Reviews elsewhere had led to me to high expectations of Ebisu Kaigan, and in all honesty they were not met. To be fair, the evening upon which we chose to visit was thoroughly miserable; pouring rain, and a chill wind (yes, back in the cold spell in mid-November 2009). I suppose, shivering and dripping at the time, I had hoped to be bathed in glorious, warming golden light upon opening the door to the place, or something like that.
Actually, it’s a cozy enough little place. Not exactly spacious, three plain wooden tables surrounded by folding chairs and old metal stools fill the main floor – raised up from the level of the genkan with its rusting diving helmet – to the rear of which is an L-shaped counter that can seat around seven or eight at a push. Interior décor is basic; hanging bamboo blinds, the odd poster or picture here and there, rough wooden floor, and assorted bottles of shōchū upon the counter. The second floor is somewhat better presented with a cleaner, more traditional Japanese appearance. Cushions to sit on before low, polished wooden tables and plaster walls framed with dark wooden beams.

Throughout the course of the evening the service was excellent. Attentive, accommodating and, most importantly, prompt. The jibīru (regional beer), Ebisu Kaigan, was interesting, richer in terms of both colour and taste than the usual Japanese beer (which is thoroughly enjoyable!), and yet hardly anything to write home about. A glass suffices.
The O-toshi of mussels in broth was tasty, although a little overpowering in terms of flavour. A huge plate of katsuo – thick, meaty slices – with spring onion was excellent, if for the volume alone. A small bowl of salted ginnan made a pleasant compliment to the Yebisu beer, while the jakoten proved to be both bland and uninspiring in terms of presentation, perhaps unavoidable for mashed fish….

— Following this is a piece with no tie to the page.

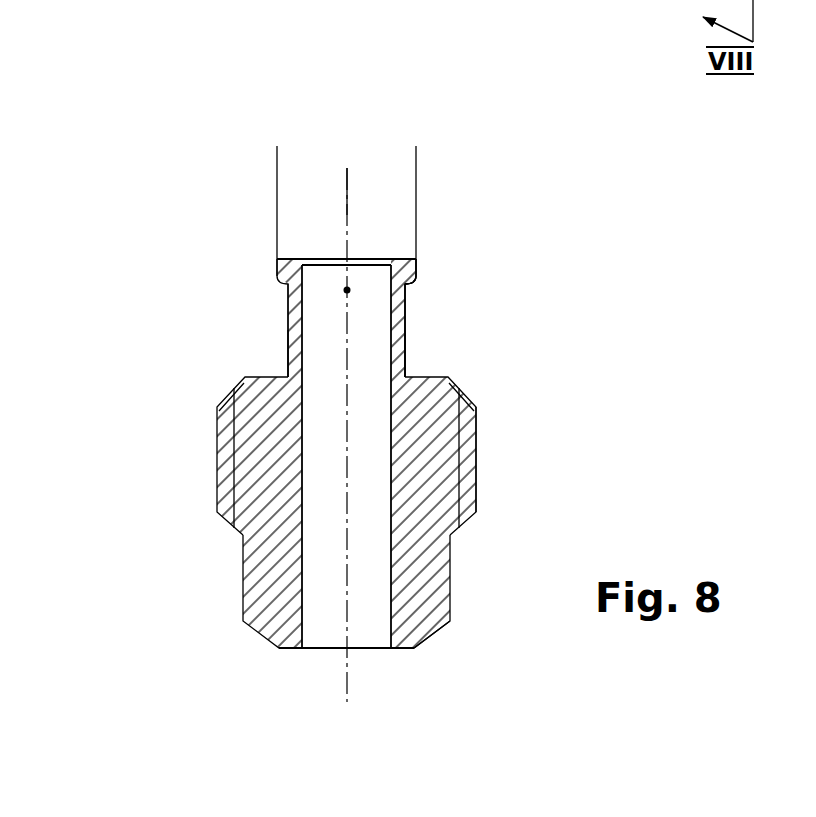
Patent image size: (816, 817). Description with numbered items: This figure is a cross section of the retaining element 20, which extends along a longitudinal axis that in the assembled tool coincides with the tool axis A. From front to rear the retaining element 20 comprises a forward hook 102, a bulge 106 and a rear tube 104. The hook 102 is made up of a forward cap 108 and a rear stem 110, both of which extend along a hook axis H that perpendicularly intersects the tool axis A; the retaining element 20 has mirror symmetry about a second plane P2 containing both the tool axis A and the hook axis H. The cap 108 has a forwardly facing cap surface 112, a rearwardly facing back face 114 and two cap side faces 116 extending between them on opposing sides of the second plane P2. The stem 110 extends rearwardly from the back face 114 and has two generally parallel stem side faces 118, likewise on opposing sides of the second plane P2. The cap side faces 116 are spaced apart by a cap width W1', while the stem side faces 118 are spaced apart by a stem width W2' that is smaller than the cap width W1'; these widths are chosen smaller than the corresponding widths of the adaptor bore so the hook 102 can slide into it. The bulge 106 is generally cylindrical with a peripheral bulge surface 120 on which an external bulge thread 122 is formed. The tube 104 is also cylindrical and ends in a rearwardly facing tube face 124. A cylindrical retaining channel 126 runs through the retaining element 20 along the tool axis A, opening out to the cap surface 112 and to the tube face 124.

The tsukemono were fairly pedestrian, the gobo (burdock) being painfully soft whereas they should have been crunchy, the cucumber, daikon and carrots fair, the quail's eggs delicious.
As for the sake, the Nakaya, hailing from Shizuoka and purportedly made from water flowing from peerless Fuji itself, was pleasantly dry. A plate of hirame sashimi, a white-fleshed fish served with the usual shredded daikon, shisō leaves and wasabi was reasonable, although my gut reaction was that it was average in terms of presentation and taste. The moyashi (bean sprouts) and sweet corn in sesame oil was utterly delicious, but then goma is an awfully naughty flavour, hard to resist… A forgettable salad of assorted vegetables followed, before the arrival of a simple, yet tasty, plate of yakisoba containing fried squid, cabbage, carrots, peppers and bean sprouts.

All this was rounded off with several glasses of mugi-jōchū, in particular the Tajibei, from Kagoshima.
Not a bad izakaya, although not great either. As mentioned earlier, I felt somewhat disappointed. I had been under the impression that Ebisu Kaigan specialised in fish and other sea food (perhaps because of the bright red rowing boat propped up outside the building?) but as it turns out the menu consists of the usual izakaya fare and is not particularly weighted towards fish. A good selection of shōchū is available, but as I'm not a huge fan this did little to appease my overall disappointment. Certainly an establishment capable of better things. Couldn’t help feeling it had seen better days and / or been allowed to slip. If in the area - about seven minutes walk from the west exit of Ebisu station up Komazawa Dōri in the direction of Nakameguro and Daikanyama – worth a visit, perhaps, but not on the top re-visit list.